Demek ki Üstadımız Bediüzzaman Said Nursi hazretlerinin eserlerinden tam istifade etmenin mühim bir yolu ehli kalp ve sahib-i hal olmaktır diyor. Burada anlatılanın akla iyi yatması için şöyle basitçe bir misal verelim. Mesela, şu anda burada odamızda bir radyo, televizyon ve internet gibi neşriyatlar (yayınlar)  var. Odamızın içi frekanslarla dolu. Odada bulunanlardan cebinde kimin Radyo varsa o Radyo dinleyebilir, kimde televizyon varsa o da sahip olduğu Televizyonda renkli resimleri hareketli olarak görebilir hatta duyabilir.
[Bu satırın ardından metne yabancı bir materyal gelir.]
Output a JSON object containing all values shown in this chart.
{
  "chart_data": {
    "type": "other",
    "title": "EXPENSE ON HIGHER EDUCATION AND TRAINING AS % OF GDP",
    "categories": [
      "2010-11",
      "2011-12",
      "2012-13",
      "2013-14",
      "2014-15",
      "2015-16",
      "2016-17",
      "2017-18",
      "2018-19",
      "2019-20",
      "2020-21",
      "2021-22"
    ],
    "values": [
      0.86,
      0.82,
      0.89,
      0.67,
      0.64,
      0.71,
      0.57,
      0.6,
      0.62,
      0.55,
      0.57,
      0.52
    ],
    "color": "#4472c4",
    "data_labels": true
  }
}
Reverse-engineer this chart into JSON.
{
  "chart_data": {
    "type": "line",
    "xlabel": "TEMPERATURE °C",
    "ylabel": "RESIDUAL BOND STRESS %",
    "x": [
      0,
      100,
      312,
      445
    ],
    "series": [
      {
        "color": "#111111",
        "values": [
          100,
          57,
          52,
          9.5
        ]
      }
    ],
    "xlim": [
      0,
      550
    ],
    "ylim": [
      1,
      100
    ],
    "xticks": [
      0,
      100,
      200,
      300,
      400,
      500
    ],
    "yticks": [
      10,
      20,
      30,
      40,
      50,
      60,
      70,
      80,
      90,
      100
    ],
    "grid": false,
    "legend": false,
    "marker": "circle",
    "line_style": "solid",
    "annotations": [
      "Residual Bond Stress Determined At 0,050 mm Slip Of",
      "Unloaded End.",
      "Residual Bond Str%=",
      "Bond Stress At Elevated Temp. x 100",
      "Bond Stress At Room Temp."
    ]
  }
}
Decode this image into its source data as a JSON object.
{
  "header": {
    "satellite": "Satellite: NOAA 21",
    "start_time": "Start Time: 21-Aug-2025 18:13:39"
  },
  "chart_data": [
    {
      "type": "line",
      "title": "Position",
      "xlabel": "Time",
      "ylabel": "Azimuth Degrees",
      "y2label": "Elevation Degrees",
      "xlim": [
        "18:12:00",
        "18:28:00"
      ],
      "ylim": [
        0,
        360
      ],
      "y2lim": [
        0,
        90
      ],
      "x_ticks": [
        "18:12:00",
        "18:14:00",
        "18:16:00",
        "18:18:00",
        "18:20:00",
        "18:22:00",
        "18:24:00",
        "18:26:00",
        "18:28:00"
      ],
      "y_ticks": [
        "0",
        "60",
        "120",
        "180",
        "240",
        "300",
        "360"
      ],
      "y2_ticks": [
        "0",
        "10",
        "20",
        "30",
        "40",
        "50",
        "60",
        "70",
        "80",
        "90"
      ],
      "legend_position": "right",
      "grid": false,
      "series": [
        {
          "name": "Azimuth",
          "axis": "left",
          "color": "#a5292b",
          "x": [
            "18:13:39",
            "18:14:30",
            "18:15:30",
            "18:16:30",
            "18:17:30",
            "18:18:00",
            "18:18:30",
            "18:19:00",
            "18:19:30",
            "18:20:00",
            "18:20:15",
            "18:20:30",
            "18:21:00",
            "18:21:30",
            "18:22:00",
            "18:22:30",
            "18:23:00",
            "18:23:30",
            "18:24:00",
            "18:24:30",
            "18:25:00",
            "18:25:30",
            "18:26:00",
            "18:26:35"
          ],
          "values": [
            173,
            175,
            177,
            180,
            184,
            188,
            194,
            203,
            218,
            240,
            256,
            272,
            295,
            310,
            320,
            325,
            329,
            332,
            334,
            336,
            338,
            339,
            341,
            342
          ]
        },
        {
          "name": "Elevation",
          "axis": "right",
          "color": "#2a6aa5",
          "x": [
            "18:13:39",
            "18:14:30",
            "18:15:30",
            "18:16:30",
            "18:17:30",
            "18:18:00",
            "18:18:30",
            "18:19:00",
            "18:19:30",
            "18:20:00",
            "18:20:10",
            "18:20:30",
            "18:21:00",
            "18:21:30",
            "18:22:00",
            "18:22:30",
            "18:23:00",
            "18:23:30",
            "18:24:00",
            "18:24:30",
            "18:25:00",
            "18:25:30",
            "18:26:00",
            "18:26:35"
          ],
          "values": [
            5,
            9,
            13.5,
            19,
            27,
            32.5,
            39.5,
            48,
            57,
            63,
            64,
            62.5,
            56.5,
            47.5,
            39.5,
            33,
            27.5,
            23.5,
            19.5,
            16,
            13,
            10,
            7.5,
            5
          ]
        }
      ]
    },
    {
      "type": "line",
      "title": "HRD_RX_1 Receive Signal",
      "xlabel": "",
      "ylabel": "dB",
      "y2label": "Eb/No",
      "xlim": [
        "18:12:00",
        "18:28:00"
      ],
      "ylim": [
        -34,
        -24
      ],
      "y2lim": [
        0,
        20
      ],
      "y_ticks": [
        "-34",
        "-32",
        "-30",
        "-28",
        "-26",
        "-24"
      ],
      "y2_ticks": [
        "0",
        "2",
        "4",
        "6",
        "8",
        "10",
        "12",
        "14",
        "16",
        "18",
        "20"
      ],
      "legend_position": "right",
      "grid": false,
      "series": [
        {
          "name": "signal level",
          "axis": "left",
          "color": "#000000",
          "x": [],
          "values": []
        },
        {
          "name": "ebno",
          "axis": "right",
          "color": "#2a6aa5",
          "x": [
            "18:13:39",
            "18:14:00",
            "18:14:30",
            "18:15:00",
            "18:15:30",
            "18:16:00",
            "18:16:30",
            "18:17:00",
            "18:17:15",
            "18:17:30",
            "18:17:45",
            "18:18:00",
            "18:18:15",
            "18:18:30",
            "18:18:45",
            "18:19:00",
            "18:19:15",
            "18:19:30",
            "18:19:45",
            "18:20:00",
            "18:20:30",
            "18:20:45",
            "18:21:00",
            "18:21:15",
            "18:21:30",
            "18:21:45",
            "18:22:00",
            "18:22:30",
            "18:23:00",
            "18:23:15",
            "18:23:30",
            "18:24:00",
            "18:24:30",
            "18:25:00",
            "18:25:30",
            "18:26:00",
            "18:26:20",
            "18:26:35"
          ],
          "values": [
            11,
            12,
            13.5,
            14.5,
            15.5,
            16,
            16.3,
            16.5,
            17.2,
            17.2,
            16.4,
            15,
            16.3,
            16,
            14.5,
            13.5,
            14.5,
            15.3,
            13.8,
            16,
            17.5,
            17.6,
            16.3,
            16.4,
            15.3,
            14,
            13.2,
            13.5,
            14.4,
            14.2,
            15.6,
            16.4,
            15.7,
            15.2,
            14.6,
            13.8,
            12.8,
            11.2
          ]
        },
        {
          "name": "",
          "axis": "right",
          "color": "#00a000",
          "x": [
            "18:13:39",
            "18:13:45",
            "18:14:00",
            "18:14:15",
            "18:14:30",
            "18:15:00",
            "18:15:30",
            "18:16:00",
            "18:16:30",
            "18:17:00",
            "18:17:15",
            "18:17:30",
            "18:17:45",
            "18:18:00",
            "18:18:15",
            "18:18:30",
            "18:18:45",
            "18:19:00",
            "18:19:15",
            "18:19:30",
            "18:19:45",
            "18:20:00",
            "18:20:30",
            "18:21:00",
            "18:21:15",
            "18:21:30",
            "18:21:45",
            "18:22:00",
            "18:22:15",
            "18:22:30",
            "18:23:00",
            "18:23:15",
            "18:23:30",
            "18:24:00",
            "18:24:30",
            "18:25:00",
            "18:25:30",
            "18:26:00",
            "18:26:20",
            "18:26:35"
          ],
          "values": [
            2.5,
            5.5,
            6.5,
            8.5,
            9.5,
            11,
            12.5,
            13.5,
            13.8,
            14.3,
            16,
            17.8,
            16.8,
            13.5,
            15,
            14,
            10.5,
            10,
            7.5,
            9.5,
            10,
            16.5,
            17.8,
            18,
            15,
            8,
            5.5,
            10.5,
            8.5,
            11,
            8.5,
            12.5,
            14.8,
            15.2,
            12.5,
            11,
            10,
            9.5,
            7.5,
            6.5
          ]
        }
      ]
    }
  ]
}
İnternet modemine sahip bilgisayarı veya cep telefonu olan kişi de kablosuz internet sinyalleri vasıtasıyla insanlarla sesli ya da görüntülü konuşabilir. Kısaca bu odanın içinde herkes ancak kendi cihazına göre istifade edebilir. Risale-i Nur’dan hakiki istifade etmek ehl-i kalp ve sahibi hal olmak ile mümkündür. Yani kendinde bu cihazatlardan bulunan Risale-i Nur’u anlar ve ondan faydalanır.

1024x683 1

Risale-i Nur okumakta  herkesin istifade eder. Bu ayrı bir durumdur fakat kamil manada faydalanmak için ehli kalp ve sahibi hal olmak gerekir. Kişi ehl-i kalp ve sahib-i hal değilse Üstad Neyi göstersin? Cihazı yok, alıcısı yok, radyosu yok, televizyonu yok.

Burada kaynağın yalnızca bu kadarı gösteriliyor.